Together with NonStop there are a couple of other server offerings worthy of further investment so I believe dropping this bundle overboard isn’t in the cards at this point. Furthermore, just placing all the enterprise servers in one bundle under one leader and including a couple of cutting edge technologies isn’t all that bad – should the enterprise as we know it, be legacy and should the data center (and it’s CIO) be legacy too, whatever emerges will need a lot of compute power, for next to nothing.

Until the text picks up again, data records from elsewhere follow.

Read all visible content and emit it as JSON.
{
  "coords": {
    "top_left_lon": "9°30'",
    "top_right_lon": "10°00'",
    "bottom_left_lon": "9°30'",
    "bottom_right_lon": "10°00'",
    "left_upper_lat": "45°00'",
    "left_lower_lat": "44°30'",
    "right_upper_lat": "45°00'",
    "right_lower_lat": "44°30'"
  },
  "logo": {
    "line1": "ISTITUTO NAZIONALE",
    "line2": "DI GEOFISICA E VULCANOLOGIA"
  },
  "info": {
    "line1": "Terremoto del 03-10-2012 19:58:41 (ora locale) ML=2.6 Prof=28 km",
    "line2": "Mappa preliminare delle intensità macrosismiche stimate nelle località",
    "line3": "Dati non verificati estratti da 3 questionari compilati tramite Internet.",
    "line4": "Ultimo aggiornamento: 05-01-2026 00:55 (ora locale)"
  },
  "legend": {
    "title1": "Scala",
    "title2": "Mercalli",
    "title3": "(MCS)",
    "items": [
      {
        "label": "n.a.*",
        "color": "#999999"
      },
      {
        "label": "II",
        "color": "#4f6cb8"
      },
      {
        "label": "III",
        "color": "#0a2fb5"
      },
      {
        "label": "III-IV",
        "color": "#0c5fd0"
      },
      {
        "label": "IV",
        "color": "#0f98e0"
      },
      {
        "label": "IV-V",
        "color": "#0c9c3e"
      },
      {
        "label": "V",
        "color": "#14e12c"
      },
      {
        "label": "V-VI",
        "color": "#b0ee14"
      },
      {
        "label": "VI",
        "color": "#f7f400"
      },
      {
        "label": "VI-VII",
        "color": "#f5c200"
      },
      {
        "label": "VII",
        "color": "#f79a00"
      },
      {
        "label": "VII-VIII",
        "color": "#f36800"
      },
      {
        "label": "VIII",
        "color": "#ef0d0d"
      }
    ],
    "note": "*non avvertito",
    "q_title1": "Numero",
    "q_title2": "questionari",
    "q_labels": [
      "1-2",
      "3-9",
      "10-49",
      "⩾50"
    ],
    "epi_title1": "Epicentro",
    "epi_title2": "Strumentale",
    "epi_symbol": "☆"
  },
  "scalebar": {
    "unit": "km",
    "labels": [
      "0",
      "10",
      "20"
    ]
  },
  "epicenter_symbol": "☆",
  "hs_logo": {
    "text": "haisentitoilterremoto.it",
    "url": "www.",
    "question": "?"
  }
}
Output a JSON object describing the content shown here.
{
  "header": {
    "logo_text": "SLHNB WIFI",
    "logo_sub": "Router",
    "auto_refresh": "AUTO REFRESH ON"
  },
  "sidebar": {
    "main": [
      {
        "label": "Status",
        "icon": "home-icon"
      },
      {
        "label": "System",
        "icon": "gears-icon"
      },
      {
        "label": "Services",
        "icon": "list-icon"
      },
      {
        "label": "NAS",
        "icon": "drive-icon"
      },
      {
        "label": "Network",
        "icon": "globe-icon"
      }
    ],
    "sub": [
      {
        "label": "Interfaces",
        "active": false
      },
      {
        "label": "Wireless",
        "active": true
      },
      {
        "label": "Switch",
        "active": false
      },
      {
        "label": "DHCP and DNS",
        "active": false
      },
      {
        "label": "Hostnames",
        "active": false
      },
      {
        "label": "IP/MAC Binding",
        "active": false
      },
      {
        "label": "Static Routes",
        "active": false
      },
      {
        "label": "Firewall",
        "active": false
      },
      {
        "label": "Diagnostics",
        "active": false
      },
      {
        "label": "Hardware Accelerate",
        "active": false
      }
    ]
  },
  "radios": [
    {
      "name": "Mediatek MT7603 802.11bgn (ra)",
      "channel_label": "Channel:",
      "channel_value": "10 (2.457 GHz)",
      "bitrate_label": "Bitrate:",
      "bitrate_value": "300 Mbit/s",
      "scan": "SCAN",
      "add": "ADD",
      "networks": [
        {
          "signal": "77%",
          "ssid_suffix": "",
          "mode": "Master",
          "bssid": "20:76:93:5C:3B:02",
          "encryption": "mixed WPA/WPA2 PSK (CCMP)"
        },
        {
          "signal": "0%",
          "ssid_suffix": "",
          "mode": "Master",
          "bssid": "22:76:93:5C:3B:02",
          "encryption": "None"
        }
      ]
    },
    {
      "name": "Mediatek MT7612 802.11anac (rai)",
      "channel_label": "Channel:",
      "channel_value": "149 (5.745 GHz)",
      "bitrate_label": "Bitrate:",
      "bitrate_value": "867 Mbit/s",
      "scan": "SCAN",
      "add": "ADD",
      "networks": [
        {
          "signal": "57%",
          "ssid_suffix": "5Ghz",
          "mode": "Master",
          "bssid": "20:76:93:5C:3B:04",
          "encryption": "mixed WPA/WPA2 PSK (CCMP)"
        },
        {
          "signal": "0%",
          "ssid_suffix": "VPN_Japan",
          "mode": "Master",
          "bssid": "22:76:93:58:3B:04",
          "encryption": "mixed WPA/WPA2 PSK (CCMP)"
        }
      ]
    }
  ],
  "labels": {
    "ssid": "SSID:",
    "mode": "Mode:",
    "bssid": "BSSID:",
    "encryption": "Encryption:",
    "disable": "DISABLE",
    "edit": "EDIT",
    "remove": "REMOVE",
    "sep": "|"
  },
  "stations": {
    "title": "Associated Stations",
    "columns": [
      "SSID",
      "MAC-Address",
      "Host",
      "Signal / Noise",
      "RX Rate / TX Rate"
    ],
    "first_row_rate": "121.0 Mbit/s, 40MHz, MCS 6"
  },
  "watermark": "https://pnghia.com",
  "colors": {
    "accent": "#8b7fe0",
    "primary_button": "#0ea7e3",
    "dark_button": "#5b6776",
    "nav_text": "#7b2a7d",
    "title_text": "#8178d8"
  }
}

Future enterprises will be even flatter (organizationally) than we have ever seen before, with every employee having access to all the compute power they need, and so vendors will be increasingly focused on shipping technology to the powerhouses on the grid delivering the compute power required. For many, the hope is that HP evolves to become something akin to the GE of computing and I see that very much in the cards. The question “does HP have a working strategy in place?” may be answered a lot differently than we may expect.

It was the eighteenth century poet, Alexander Pope, who penned the lines
Hope springs eternal in the human breast; Man never is, but always to be blessed:
The soul, uneasy and confined from home, Rests and expatiates in a life to come.

In other words, as one commentator paraphrased the above, people will continue to hope even though they have evidence that things cannot possibly turn out the way they want. The contrarian in me despite all that’s been written of late is hoping HP doesn’t disappoint!

Hope can blind us if we let it but it can also help us focus. In the case of Rambo, he became focused in a hurry when he found himself in an abandoned mine shaft after the sheriff’s deputies from Hope blew up the entrance. As for HP Discover I do anticipate there being explosions but of a different kind and amid all the entertainment and hijinks that accompanies big tent marketing events such as this, I am looking to discern more about the future of HP and of NonStop.